06 - Remove skillet from heat. Evenly sprinkle shredded cheddar cheese over the top, cover again, and let stand for 2 to 3 minutes until cheese melts.
07 - Serve immediately, garnished with cilantro, jalapeño slices, diced avocado, and a dollop of sour cream if desired.

# Expert Advice:

01 -
  • It's genuinely one skillet, which means less cleanup after a long day.
  • The pasta soaks up all the beefy, taco-spiced broth, so every bite tastes intentional, not thrown together.
  • Melted cheese on top transforms it from simple to feel-good comfort food.
02 -
  • Uncooked pasta is non-negotiable here—if you cook it first, it'll turn to mush in the skillet liquid.
  • Stir occasionally during the simmer so the pasta on the bottom doesn't stick and burn, which turns bitter and ruins the whole thing.
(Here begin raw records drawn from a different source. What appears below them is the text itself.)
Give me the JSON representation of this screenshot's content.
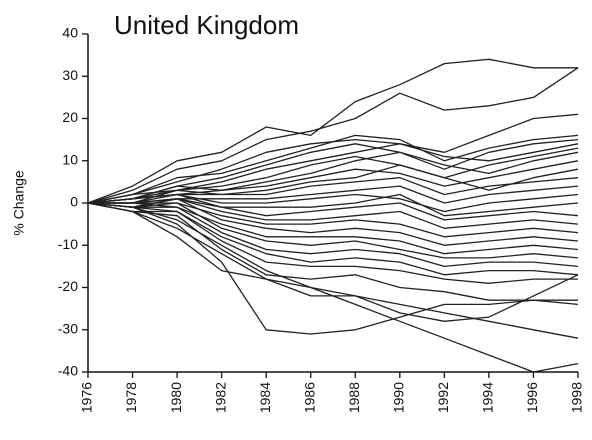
{
  "chart_data": {
    "type": "line",
    "title": "United Kingdom",
    "y_label": "% Change",
    "color": "#222222",
    "x": [
      1976,
      1978,
      1980,
      1982,
      1984,
      1986,
      1988,
      1990,
      1992,
      1994,
      1996,
      1998
    ],
    "xlim": [
      1976,
      1998
    ],
    "xticks": [
      1976,
      1978,
      1980,
      1982,
      1984,
      1986,
      1988,
      1990,
      1992,
      1994,
      1996,
      1998
    ],
    "ylim": [
      -40,
      40
    ],
    "yticks": [
      -40,
      -30,
      -20,
      -10,
      0,
      10,
      20,
      30,
      40
    ],
    "series": [
      {
        "values": [
          0,
          4,
          10,
          12,
          18,
          16,
          24,
          28,
          33,
          34,
          32,
          32
        ]
      },
      {
        "values": [
          0,
          3,
          8,
          10,
          15,
          17,
          20,
          26,
          22,
          23,
          25,
          32
        ]
      },
      {
        "values": [
          0,
          2,
          5,
          8,
          12,
          14,
          15,
          14,
          12,
          16,
          20,
          21
        ]
      },
      {
        "values": [
          0,
          2,
          6,
          7,
          10,
          13,
          16,
          15,
          10,
          13,
          15,
          16
        ]
      },
      {
        "values": [
          0,
          1,
          4,
          6,
          9,
          12,
          14,
          12,
          8,
          12,
          14,
          15
        ]
      },
      {
        "values": [
          0,
          2,
          3,
          5,
          8,
          10,
          12,
          14,
          11,
          10,
          12,
          14
        ]
      },
      {
        "values": [
          0,
          1,
          3,
          4,
          6,
          9,
          11,
          9,
          6,
          9,
          11,
          13
        ]
      },
      {
        "values": [
          0,
          1,
          4,
          3,
          5,
          7,
          10,
          12,
          9,
          7,
          10,
          12
        ]
      },
      {
        "values": [
          0,
          1,
          2,
          3,
          4,
          6,
          8,
          7,
          4,
          6,
          8,
          10
        ]
      },
      {
        "values": [
          0,
          0,
          3,
          2,
          3,
          5,
          6,
          9,
          6,
          3,
          6,
          8
        ]
      },
      {
        "values": [
          0,
          1,
          2,
          2,
          2,
          4,
          5,
          6,
          2,
          4,
          5,
          6
        ]
      },
      {
        "values": [
          0,
          0,
          1,
          1,
          1,
          2,
          3,
          4,
          0,
          2,
          3,
          4
        ]
      },
      {
        "values": [
          0,
          1,
          2,
          0,
          0,
          1,
          2,
          1,
          -2,
          0,
          1,
          2
        ]
      },
      {
        "values": [
          0,
          0,
          1,
          -1,
          -1,
          -1,
          0,
          2,
          -3,
          -2,
          -1,
          0
        ]
      },
      {
        "values": [
          0,
          0,
          2,
          -1,
          -3,
          -2,
          -1,
          0,
          -4,
          -3,
          -2,
          -3
        ]
      },
      {
        "values": [
          0,
          -1,
          1,
          -2,
          -4,
          -4,
          -3,
          -2,
          -6,
          -5,
          -4,
          -5
        ]
      },
      {
        "values": [
          0,
          0,
          0,
          -3,
          -5,
          -5,
          -4,
          -5,
          -8,
          -7,
          -6,
          -7
        ]
      },
      {
        "values": [
          0,
          -1,
          1,
          -4,
          -6,
          -7,
          -6,
          -7,
          -10,
          -9,
          -8,
          -9
        ]
      },
      {
        "values": [
          0,
          0,
          -1,
          -5,
          -8,
          -8,
          -8,
          -9,
          -12,
          -11,
          -10,
          -11
        ]
      },
      {
        "values": [
          0,
          -1,
          0,
          -6,
          -9,
          -10,
          -9,
          -11,
          -13,
          -13,
          -12,
          -13
        ]
      },
      {
        "values": [
          0,
          -1,
          -1,
          -7,
          -11,
          -12,
          -11,
          -12,
          -15,
          -14,
          -14,
          -15
        ]
      },
      {
        "values": [
          0,
          -1,
          -2,
          -8,
          -12,
          -14,
          -13,
          -14,
          -17,
          -16,
          -16,
          -17
        ]
      },
      {
        "values": [
          0,
          -2,
          -2,
          -9,
          -14,
          -15,
          -15,
          -16,
          -18,
          -19,
          -18,
          -18
        ]
      },
      {
        "values": [
          0,
          -1,
          -4,
          -10,
          -16,
          -20,
          -22,
          -26,
          -28,
          -27,
          -22,
          -17
        ]
      },
      {
        "values": [
          0,
          -2,
          -3,
          -11,
          -17,
          -18,
          -17,
          -20,
          -21,
          -23,
          -23,
          -23
        ]
      },
      {
        "values": [
          0,
          -2,
          -8,
          -16,
          -18,
          -22,
          -22,
          -24,
          -26,
          -28,
          -30,
          -32
        ]
      },
      {
        "values": [
          0,
          -1,
          -5,
          -14,
          -30,
          -31,
          -30,
          -27,
          -24,
          -24,
          -23,
          -24
        ]
      },
      {
        "values": [
          0,
          -2,
          -6,
          -12,
          -18,
          -20,
          -24,
          -28,
          -32,
          -36,
          -40,
          -38
        ]
      }
    ]
  }
}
  • Don't skip draining the beef fat if there's a pool of it—it makes the final dish greasy instead of rich.
03 -
  • Use low-sodium broth so you can control the salt yourself—store-bought taco seasoning already has plenty hiding in it.
  • Let the cheese sit and melt undisturbed instead of stirring it in immediately, so you get those gorgeous melted pockets that make it feel fancier than it is.